TSMD ödüllerinden TSMD Uygulama Ödülü’ne (Esenboğa Havalimanı Yapısı) 2004-2006 döneminde layık görülen Ercan Çoban ile bu söyleşiyi Fatih Yavuz gerçekleştirdi. 26 ▲ PROFİL
Fatih Yavuz: Biraz klasik olacak ama kendinizi mimarlığın içinde nasıl buldunuz diye bir başlangıç yapsak? Ercan Çoban: Aslında, açık konuşmak gerekirse, mimarlık hiç aklımda yoktu bile. Ben 1967 lise mezunuyum. O zamanlar ODTÜ’nün ve diğer üniversitelerin ayrı ayrı sınavları vardı, her ikisinin de sınavlarına girdim.

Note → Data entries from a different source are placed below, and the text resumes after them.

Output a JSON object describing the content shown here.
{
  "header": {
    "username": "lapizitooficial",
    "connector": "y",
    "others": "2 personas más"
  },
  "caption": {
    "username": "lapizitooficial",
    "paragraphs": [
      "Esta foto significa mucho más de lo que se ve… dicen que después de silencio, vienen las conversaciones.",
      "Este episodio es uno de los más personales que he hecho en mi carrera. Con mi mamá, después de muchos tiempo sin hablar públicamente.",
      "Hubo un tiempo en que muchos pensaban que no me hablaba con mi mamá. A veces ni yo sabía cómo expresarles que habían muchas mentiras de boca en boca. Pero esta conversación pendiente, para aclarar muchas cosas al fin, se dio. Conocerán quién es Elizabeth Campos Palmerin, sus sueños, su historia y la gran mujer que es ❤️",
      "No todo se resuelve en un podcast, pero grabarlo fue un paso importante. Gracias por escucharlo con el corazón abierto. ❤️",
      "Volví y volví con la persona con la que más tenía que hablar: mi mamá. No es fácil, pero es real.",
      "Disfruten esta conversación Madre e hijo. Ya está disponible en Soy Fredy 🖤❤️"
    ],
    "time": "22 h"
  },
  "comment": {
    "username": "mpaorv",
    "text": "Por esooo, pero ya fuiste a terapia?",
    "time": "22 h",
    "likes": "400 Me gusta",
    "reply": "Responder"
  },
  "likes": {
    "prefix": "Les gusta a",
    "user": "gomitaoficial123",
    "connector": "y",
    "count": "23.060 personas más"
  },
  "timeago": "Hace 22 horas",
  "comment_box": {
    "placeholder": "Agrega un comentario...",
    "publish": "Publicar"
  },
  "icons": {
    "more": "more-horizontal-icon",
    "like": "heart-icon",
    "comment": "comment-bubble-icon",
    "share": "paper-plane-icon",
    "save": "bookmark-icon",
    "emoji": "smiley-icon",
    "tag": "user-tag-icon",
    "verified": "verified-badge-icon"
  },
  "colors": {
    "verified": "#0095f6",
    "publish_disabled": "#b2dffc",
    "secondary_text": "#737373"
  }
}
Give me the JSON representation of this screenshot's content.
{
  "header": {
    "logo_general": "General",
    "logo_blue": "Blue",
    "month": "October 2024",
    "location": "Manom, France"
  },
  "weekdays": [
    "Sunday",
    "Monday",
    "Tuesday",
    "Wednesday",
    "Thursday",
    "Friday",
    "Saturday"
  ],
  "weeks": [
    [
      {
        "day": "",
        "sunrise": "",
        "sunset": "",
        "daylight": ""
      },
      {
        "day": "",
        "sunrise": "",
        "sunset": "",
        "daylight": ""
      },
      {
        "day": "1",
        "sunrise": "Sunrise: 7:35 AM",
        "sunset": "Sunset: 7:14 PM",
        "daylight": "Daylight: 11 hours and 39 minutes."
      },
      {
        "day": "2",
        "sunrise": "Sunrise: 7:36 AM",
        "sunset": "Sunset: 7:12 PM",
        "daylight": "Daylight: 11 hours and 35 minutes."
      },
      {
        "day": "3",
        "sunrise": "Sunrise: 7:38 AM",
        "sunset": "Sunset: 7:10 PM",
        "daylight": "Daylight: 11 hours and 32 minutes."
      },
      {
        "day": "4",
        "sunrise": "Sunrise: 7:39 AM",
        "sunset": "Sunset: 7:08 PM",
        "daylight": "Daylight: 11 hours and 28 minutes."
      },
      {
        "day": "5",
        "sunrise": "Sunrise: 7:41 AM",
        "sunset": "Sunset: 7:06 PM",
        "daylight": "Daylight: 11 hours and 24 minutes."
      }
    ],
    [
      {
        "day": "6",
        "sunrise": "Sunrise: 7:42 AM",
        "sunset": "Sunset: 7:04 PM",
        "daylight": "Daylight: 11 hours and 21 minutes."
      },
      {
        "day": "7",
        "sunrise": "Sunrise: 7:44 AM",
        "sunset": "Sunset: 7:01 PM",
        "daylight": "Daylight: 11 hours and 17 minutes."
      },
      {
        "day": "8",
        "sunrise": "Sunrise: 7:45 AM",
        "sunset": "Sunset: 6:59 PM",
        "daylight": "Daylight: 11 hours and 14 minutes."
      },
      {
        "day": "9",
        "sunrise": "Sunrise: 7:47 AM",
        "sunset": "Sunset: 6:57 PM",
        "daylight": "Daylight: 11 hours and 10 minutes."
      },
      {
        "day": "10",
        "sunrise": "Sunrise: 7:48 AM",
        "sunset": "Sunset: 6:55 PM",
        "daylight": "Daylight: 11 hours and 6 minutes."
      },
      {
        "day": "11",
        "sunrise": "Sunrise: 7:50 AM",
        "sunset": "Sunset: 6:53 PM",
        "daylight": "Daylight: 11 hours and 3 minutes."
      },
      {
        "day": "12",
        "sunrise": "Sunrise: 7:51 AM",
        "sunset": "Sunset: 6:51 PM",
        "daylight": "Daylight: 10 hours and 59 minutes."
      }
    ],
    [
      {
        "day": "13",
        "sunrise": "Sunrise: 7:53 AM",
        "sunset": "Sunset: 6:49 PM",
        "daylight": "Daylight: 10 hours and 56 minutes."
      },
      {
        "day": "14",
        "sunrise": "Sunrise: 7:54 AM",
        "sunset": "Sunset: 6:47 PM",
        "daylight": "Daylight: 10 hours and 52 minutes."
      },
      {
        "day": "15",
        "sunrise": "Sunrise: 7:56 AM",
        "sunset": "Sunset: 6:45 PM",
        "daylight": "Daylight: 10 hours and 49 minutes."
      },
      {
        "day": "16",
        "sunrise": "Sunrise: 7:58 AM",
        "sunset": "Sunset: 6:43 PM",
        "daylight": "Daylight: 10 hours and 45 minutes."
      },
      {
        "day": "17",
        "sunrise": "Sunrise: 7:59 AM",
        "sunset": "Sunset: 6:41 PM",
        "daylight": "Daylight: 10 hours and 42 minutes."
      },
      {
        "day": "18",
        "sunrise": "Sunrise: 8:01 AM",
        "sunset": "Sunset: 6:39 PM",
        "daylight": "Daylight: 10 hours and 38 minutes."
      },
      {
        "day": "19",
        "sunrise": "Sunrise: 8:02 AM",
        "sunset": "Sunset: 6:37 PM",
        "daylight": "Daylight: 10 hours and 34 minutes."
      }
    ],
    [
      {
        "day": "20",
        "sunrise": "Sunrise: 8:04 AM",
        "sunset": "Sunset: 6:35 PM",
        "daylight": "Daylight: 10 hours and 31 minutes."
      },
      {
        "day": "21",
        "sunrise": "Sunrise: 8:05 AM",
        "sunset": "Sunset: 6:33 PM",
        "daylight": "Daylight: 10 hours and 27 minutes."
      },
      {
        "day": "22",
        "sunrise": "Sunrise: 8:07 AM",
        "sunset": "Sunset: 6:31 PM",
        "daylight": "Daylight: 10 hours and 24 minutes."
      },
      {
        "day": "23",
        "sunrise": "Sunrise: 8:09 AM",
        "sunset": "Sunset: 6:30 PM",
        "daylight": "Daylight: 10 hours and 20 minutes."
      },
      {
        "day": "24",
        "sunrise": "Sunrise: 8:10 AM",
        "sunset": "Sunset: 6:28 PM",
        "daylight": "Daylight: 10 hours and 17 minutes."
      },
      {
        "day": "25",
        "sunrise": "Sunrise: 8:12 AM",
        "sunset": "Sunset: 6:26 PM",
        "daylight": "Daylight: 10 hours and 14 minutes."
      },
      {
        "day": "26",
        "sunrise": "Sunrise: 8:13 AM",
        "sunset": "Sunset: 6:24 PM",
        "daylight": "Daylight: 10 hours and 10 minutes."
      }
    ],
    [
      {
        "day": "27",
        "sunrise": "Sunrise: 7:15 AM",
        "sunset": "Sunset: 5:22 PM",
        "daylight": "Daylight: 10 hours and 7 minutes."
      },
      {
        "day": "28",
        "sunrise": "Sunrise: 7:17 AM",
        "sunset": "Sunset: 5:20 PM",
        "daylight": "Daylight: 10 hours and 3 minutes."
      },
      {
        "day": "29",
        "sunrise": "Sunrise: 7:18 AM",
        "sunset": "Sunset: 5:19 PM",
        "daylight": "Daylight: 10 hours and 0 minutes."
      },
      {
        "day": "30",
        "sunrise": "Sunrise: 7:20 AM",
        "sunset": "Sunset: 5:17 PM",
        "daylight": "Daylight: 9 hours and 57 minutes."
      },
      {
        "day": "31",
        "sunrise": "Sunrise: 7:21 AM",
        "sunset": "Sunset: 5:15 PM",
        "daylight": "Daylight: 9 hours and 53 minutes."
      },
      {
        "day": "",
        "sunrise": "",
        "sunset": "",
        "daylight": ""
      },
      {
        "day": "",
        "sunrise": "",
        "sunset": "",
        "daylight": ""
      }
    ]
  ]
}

Tercihlerimde ODTÜ’nün ve başka üniversitelerin Mimarlık bölümleri vardı ancak benim aklımdan Eczacılık eğitimi geçiyordu. Ama bu alanda başarı gösteremedim. Babam da Orman Mühendisi idi. İşte tek maaş, iki çocuk okutuyor. Biraz araştırdım, iki tane özel okul vardı Ankara’da. Bir tanesi Yükseliş idi. Binası çok kampüs havasında olmasa da diğerine göre kentin daha çok içindeydi ve burası herhalde iyi olacak diye düşündüm. O zamanlar gece eğitimi vardı ve ben da ekonomik nedenlerden ötürü mimarlığa gece eğitimi ile başladım. Ve de ilk sınıftan itibaren çok sevdim. En küçükleri bizdik gece eğitimi olduğu için. Biz 18’li yaşlardaydık ama diğerleri 40- 50 yaşlarında deneyimli insanlardı. Onlar işlerini bitirdiğinde, biz daha paftaları yapıştırmaya çalışıyor oluyorduk. Çok moralim bozulmuştu, ben bu işi beceremeyeceğim diye, ama sonra sevdikçe her şeyin daha iyi olduğunu gördüm. FY: Nasıl oluyor peki hocam gece eğitimi dediğiniz? Orası aynı zamanda üretim yapılan bir mekan mıydı? EÇ: Hayır, biz ilk öğrencileriydik Yükseliş’in. (şimdiki Gazi Üniversitesi Mimarlık Fakültesi) Gündüz ve gece öğrencileri olarak ilk öğrencileriydik. Şu anda bu öğrencilerden piyasada çalışan yok desem yeri. O dönemin öğrencileri arasında Şadi Toker, rahmetli Melih Baturalp, Cengiz Balkan, Oktay Veral, Ramiz Akgün vb. vardı. Gece olduğu için eğitim saatleri kısıtlıydı. Cumartesi de gidiyorduk. Dolayısıyla beş yıl okuduk. Benim geceyi tercih etmemin sebebi ekonomik nedenlerden dolayı gündüz çalışıyor olmamdı. Dolayısıyla birinci sınıftan itibaren kendimi mimarlık ofislerinin içinde buldum. O dönemlerde bizi mimarlık mesleği ile ilgili bilgilendiren kimse de yoktu. Araştırdığımda bu işin bir usta-çırak ilişkisi olduğunu görüp gözlerimi birinci sınıftan itibaren mimarlık ofislerinde açtım. Beş yıllık süreç bittiğinde şimdiki eğitime göre sanki on yıllık bir eğitim almış gibiydim. Ve bu eğitimin içinde uygulama da vardı. Keyifli günler geçirdim bu eğitim süresince. İşte, eğitim sürecinden itibaren kendimi mimarlığın ve mimarlık ortamının içerisinde buldum.